Dopo la calda estate si preannuncia un autunno altrettanto “caldo” per la sanità italiana.
Tante, infatti, sono le questioni aperte, i nodi irrisolti e le criticità da affrontare per garantire un sistema sanitario equo, efficiente e sostenibile.
Da quello che leggiamo, sentiamo e, soprattutto, proviamo sulla nostra pelle, due emergenze non sono più procrastinabili se si vuole evitare che il Servizio Sanitario Nazionale (SSN) imploda: la carenza di personale medico, sanitario e le liste di attesa infinite.
Non più all’orizzonte, è già in atto la grande fuga dei medici dagli ospedali con bandi di concorso vieppiù deserti con l’opzione delle prestazioni “a gettone” decisamente più “golosa”.
Non sorprende dunque la scelta di alcuni governatori regionali di assumere medici stranieri dacché, rispetto al reclutamento di alcune specializzazioni, molte Regioni appaiono in grave difficoltà.

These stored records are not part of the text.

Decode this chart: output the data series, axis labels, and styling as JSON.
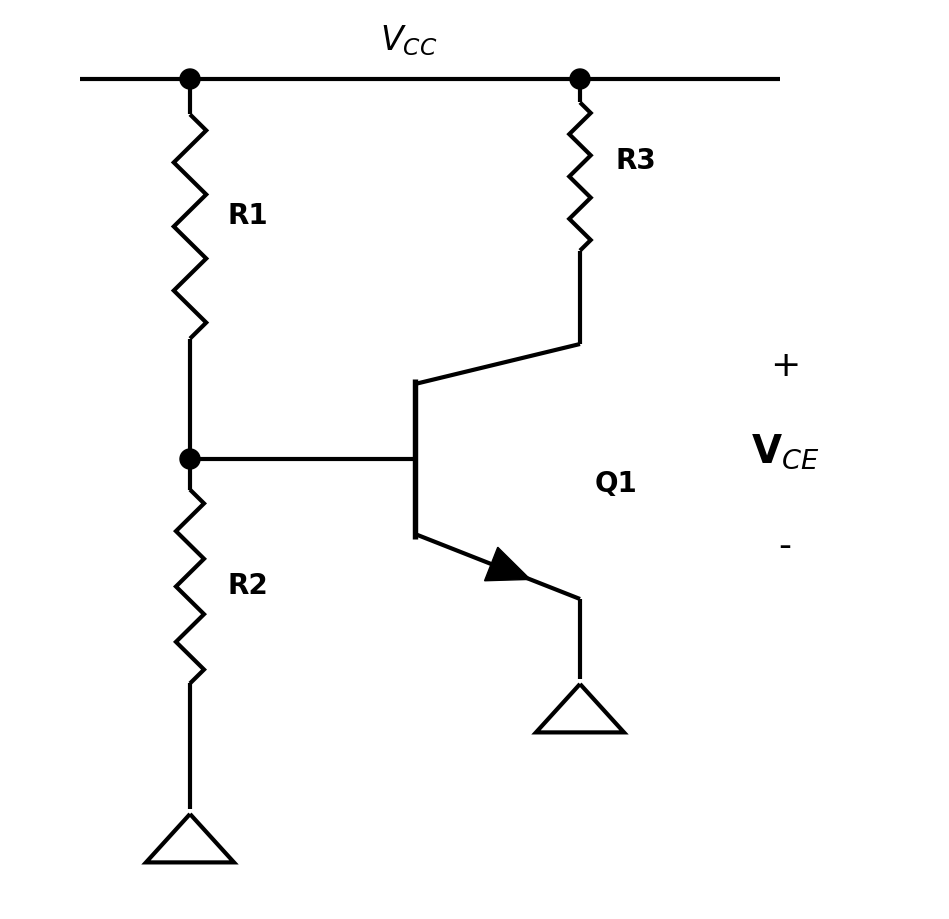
{
  "background_color": "#ffffff",
  "line_color": "#000000",
  "line_width": 3.0,
  "vcc_label": "$V_{CC}$",
  "vce_label": "$\\mathbf{V}_{CE}$",
  "r1_label": "R1",
  "r2_label": "R2",
  "r3_label": "R3",
  "q1_label": "Q1",
  "plus_label": "+",
  "minus_label": "-",
  "vcc_fontsize": 24,
  "label_fontsize": 20,
  "vce_fontsize": 28,
  "pm_fontsize": 26
}
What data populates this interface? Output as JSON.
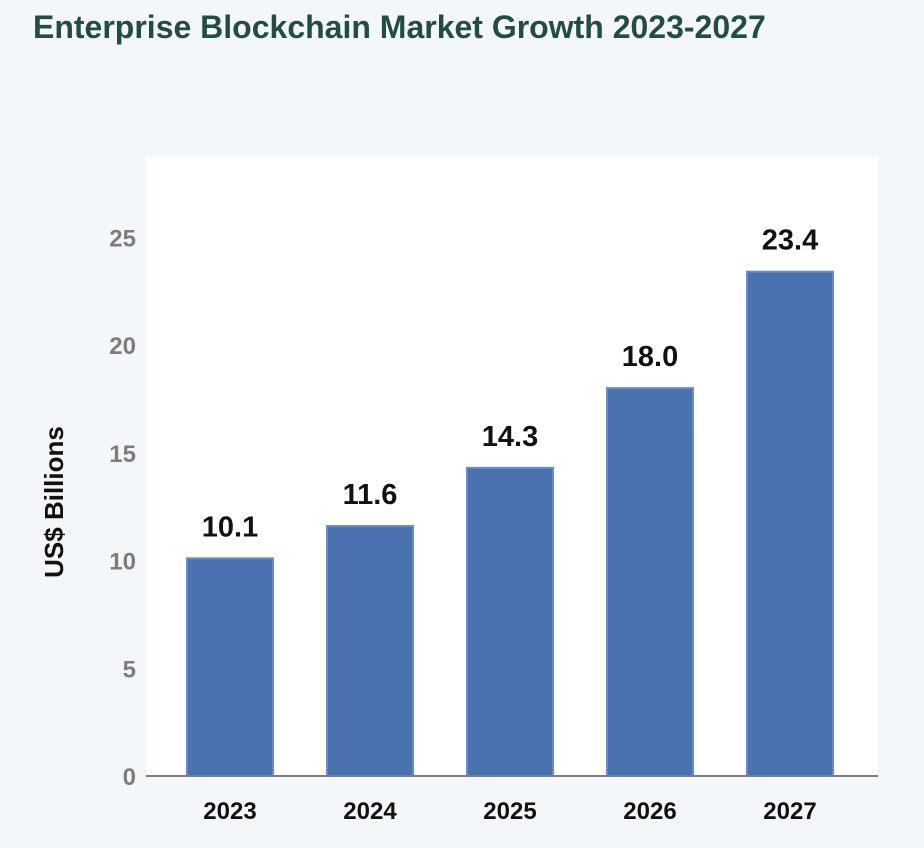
{
  "header": {
    "title": "Enterprise Blockchain Market Growth 2023-2027"
  },
  "chart_data": {
    "type": "bar",
    "categories": [
      "2023",
      "2024",
      "2025",
      "2026",
      "2027"
    ],
    "values": [
      10.1,
      11.6,
      14.3,
      18.0,
      23.4
    ],
    "data_labels": [
      "10.1",
      "11.6",
      "14.3",
      "18.0",
      "23.4"
    ],
    "title": "Enterprise Blockchain Market Growth 2023-2027",
    "xlabel": "",
    "ylabel": "US$ Billions",
    "ylim": [
      0,
      28
    ],
    "y_ticks": [
      0,
      5,
      10,
      15,
      20,
      25
    ],
    "grid": false,
    "legend": "none",
    "colors": {
      "bar": "#4b72b0",
      "bar_edge": "#6a8cc2",
      "plot_background": "#ffffff",
      "page_background": "#f3f7fa",
      "title": "#244d42",
      "axis": "#7e7e7e",
      "tick_label": "#7d7d7d",
      "label": "#111111"
    }
  }
}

Non va meglio sul territorio dove, secondo i dati ENPAM, nei prossimi anni andranno in pensione 18 mila medici rendendo così ancora più difficile la vita agli assistiti.
Per la categoria dei Medici di Medicina Generale (MMG), oltretutto, potrebbero esserci a breve delle novità qualora andasse in porto l’idea di contrattualizzarli alle dipendenze del SSN nelle Case di Comunità.
Quello delle liste di attesa non è certo un fenomeno nuovo ma evidentemente sottovalutato dal decisore pubblico. In un paese dove l’art. 32 della Costituzione rischia di essere de facto disapplicato se ci si abitua con rassegnazione alla sanità a pagamento.
Del resto, si paga la sanità più volte: attraverso la fiscalità generale, le addizionali – regionali e/o comunali – e, appunto, le liste d’attesa!
La fotografia scattata dall’indagine di Cittadinanza Attiva nel Rapporto Civico sulla salute 2023 restituisce uno scenario desolante: 2 anni per una mammografia di screening, 2 mesi per una visita specialistica e altrettanti per una visita di controllo cardiologica da fissare entrambe entro 72 ore.
Tra l’altro, alcune Regioni non hanno nemmeno speso i 500 milioni di euro che il Governo aveva stanziato con la Legge di Bilancio 2022 per la riduzione delle liste di attesa (per un approfondimento in merito si rimanda al Rapporto sul Coordinamento della Finanza Pubblica 2023 ad opera della Corte dei Conti).
Altro tema da considerare è quello relativo al ruolo dei fondi sanitari integrativi e delle assicurazioni nel futuro dell’ecosistema salute da parte degli italiani. Dopo il Covid, la percezione del rischio in sanità è infatti cresciuta come testimoniano i numeri in crescita nel 2022 per la raccolta dei premi nel ramo danni (si veda Relazione Annuale IVASS, 2022).
Investire nel secondo pilastro per rafforzare il primo, che vede aumentare ormai da qualche tempo le sue fessure, è pertanto una soluzione auspicabile e percorribile.
Coniugare la sostenibilità con il principio dell’universalismo delle cure, asse portante della legge n. 833 del ’78, è una sfida ambiziosa che attende il sistema sanitario, in cui l’attore pubblico e quello privato dovrebbero essere complementari e avere come comune obiettivo la salute delle persone.
“Non posso che ringraziare il Servizio Sanitario per quello che fa per me (paziente cronico con BPCO, N. d. R.). Settimanalmente faccio una terapia endovenosa in ospedale e mi viene somministrato un farmaco che vale migliaia di euro…”. (…) D’altra parte, il SSN è in affanno, soprattutto per le prestazioni di specialistica ambulatoriale…
È diventato necessario disporre di una polizza sanitaria non tanto per il rimborso delle spese ma perché garantisce l’accesso alle prestazioni quando serve e non quando c’è posto”.
Questo è il pensiero di un vicino di ombrellone con cui facevo due chiacchiere mentre il sole ci scaldava la pelle e la brezza del mare ce la accarezzava.